It has been said that there is a “Direct Correlation Between the Athlete’s Ability to Fire their Glutes and Dorsiflex their Ankle.” The science hasn’t completely caught up with the neurological firing sequences that take place, but the clinical and biomechanical components are undeniable.
To first review what we’re talking about, ankle dorsiflexion is an athlete’s ability to pull their toe towards their shin. Ideally, an athlete will demonstrate at least 10-15 degrees of Dorsiflexion, but unfortunately, many of them struggle greatly with this motion, especially if they have sustained a previous ankle or lower extremity injury. In fact, poor ankle dorsiflexion is likely the most overlooked and under appreciated component of a lower extremity evaluation, regardless of where the pain or injury site may be.
The importance of quality glute firing is well documented. The glutes are likely the most explosive and important muscle of the lower body. Without strong and active glutes, an athlete will struggle to produce power, stabilize their core, prevent knee injuries, or even balance on a single leg. So, if an athlete struggles to dorsiflex their ankle, it is usually a given that their glutes aren’t working well.
What is the relationship?
Biomechanically, it is fairly easy to see the relationship. The best way to see good glute firing is to put the athlete in a position where they can easily reach full hip extension. While we would like to see 15-20 degrees of hip extension in all athletes, it will vary greatly depending upon Illiopsoas tightness.
In a clinical setting, the glutes can be isolated with the knee bent, especially when lying prone (on their stomach). But, this is not functional at all and does very little to replicate sporting movement patterns.

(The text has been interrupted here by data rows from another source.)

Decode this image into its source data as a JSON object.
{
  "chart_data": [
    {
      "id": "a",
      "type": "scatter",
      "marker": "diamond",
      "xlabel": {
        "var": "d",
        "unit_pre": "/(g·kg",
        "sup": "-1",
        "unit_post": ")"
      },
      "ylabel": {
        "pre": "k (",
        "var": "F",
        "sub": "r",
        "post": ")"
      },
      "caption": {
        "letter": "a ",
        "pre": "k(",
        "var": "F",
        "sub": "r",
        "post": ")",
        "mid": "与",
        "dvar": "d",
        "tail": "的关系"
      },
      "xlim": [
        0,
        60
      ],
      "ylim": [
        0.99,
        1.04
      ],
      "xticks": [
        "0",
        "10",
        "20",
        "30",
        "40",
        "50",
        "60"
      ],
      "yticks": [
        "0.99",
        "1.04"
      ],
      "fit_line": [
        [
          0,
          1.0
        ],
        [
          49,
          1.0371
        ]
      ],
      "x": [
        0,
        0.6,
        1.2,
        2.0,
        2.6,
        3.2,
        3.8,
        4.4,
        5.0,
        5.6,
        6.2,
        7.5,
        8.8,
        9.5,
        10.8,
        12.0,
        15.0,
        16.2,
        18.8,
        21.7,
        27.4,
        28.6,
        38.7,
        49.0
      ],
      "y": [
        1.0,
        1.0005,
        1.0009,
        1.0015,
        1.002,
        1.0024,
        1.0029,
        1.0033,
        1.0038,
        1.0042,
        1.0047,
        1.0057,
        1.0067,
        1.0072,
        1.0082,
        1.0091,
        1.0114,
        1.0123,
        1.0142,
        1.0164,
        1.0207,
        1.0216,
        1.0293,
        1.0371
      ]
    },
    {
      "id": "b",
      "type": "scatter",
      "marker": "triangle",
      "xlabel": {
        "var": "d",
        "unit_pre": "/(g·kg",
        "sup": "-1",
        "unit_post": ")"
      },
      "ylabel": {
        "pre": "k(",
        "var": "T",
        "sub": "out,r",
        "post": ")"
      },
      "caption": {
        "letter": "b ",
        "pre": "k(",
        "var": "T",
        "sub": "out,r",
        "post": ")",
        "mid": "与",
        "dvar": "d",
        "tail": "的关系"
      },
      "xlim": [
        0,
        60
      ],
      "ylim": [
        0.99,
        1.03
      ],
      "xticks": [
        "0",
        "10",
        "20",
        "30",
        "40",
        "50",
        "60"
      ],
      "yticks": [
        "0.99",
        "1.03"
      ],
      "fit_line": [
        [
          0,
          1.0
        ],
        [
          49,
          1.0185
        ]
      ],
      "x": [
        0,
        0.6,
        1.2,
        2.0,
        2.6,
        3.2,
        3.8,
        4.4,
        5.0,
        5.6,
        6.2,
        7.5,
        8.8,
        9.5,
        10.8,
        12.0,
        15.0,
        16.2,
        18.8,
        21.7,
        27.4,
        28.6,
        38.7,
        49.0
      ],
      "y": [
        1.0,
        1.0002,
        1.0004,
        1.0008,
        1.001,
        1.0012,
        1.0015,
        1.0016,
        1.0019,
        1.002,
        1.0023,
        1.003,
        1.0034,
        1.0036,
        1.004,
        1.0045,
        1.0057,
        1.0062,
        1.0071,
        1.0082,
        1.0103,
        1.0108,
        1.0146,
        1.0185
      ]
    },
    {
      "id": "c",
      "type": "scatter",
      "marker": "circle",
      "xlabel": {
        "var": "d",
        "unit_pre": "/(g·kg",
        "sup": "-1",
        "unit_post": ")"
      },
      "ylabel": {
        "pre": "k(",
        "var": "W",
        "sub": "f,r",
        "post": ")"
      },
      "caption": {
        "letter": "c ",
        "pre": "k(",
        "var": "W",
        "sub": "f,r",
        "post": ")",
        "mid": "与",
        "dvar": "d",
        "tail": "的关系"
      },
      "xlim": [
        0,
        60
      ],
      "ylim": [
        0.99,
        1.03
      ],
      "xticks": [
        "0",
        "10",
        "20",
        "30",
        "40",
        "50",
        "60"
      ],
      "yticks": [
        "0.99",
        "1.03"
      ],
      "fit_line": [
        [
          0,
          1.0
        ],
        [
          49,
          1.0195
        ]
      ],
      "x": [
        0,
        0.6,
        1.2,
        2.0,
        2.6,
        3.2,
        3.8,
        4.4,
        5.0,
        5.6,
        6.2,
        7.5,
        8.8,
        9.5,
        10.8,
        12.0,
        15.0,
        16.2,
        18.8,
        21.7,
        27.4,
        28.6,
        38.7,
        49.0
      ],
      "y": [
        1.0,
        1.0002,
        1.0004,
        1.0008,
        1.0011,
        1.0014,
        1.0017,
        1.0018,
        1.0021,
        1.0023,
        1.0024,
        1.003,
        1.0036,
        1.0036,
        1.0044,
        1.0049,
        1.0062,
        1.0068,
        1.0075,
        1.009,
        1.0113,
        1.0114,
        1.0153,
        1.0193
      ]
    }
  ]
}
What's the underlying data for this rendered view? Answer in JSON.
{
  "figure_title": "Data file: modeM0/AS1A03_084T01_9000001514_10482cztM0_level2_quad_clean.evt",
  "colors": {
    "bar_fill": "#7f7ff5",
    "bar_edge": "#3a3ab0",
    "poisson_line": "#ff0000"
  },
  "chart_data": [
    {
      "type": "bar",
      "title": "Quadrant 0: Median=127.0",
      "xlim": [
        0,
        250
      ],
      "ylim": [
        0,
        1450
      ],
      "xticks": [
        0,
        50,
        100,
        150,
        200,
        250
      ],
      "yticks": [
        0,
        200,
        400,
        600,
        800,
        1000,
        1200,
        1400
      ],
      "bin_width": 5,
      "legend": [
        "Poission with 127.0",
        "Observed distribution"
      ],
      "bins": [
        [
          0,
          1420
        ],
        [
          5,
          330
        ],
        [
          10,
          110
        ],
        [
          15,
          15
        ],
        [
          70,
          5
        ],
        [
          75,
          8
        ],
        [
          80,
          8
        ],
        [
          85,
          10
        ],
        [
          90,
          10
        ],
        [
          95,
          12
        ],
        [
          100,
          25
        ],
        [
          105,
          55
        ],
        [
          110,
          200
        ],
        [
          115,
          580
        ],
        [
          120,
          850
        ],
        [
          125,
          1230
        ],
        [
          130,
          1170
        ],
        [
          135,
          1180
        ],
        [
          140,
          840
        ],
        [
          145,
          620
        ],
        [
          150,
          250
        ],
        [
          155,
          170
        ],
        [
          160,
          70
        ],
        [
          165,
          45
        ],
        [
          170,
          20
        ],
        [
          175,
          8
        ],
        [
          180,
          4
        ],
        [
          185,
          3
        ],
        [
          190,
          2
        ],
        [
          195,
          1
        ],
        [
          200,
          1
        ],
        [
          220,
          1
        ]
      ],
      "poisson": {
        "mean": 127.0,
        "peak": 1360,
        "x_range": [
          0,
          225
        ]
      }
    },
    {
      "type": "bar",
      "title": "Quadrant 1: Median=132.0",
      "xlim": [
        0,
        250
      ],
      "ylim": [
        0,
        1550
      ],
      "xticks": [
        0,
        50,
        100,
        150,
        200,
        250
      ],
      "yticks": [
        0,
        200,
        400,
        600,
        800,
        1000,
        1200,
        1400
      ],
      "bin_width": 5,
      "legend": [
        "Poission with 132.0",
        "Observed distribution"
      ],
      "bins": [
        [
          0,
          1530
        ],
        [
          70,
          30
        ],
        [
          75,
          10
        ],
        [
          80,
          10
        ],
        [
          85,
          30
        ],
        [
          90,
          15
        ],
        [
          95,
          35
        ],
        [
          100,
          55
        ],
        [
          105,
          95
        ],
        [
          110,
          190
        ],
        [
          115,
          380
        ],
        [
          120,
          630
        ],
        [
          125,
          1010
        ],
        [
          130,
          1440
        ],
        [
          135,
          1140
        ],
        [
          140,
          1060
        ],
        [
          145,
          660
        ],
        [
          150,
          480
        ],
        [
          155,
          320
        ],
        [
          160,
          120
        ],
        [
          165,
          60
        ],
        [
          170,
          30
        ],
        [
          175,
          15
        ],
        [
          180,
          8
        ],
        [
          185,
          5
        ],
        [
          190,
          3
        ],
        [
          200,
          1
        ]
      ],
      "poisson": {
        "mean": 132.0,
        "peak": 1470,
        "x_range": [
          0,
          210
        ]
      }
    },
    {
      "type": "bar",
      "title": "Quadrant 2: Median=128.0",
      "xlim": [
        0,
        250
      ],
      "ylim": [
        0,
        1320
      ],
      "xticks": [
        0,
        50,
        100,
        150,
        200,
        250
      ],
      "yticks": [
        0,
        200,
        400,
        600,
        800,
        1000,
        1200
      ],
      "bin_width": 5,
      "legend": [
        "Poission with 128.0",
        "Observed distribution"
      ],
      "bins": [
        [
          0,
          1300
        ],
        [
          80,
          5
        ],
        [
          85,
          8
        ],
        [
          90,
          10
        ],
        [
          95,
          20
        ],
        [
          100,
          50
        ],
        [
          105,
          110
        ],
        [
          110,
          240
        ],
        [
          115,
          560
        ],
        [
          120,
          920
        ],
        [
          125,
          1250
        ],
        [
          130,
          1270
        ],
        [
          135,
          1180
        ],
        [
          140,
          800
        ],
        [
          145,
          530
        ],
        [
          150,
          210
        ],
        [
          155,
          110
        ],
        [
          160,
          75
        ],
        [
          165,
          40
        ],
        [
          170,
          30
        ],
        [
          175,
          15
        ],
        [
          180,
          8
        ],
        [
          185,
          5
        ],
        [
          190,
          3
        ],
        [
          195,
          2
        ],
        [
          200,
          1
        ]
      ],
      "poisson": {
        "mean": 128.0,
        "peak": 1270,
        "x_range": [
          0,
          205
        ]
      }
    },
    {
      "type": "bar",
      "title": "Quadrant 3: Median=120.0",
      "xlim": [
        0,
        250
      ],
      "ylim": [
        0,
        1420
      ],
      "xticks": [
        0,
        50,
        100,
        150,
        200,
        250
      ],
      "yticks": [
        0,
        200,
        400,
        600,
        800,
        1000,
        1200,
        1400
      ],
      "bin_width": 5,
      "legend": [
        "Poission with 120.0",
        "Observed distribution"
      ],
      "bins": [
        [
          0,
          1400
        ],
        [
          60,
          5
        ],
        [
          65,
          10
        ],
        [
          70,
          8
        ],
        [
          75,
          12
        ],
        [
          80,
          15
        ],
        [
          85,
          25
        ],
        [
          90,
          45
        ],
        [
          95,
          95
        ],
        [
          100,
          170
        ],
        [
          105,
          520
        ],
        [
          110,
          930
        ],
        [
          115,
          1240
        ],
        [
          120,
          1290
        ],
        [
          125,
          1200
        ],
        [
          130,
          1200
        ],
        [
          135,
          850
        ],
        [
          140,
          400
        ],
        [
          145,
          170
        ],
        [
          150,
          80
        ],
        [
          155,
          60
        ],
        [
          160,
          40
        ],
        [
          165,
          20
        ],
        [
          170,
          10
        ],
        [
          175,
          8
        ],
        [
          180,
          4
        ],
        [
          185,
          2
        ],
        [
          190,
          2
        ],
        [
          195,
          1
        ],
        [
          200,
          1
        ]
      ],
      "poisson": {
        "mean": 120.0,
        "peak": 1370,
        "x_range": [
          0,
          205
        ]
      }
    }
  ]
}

By telling the athlete to shift their weight to their heels and dorsiflex when given the opportunity, we begin to see better glute firing. This is especially true with the athlete weight-bearing (as in an acceleration position). By dorsiflexing and driving through the heel, the athlete will automatically lock their knee into extension, squeeze the quads and the glutes will fire. By cuing your athletes to dorsiflex and drive through their heels with weight-bearing exercises, it won’t take long for your to see that this simple coaching point will go a long way to help your athletes produce power and prevent injury.
Neural Component
To say that the research in this area is limited is overstating it. To date, it is difficult to scientifically say for sure that there is a direct neurological track between an athlete’s ankle dorsiflexors and glutes. But, it is pretty easily deduced that there is some sort of a neurological connection between the two. After all, the nervous system controls everything within the body.
Treatment
Usually, cuing anc coaching will do wonders to improve this relationship. But, if the athlete has a history of ankle issues and has a true ankle dorsiflexion restriction, hands on work will likely be required to get rid of scarring and adhesions. This will include a variety of joint mobs, which is above and beyond the scope of this discussion.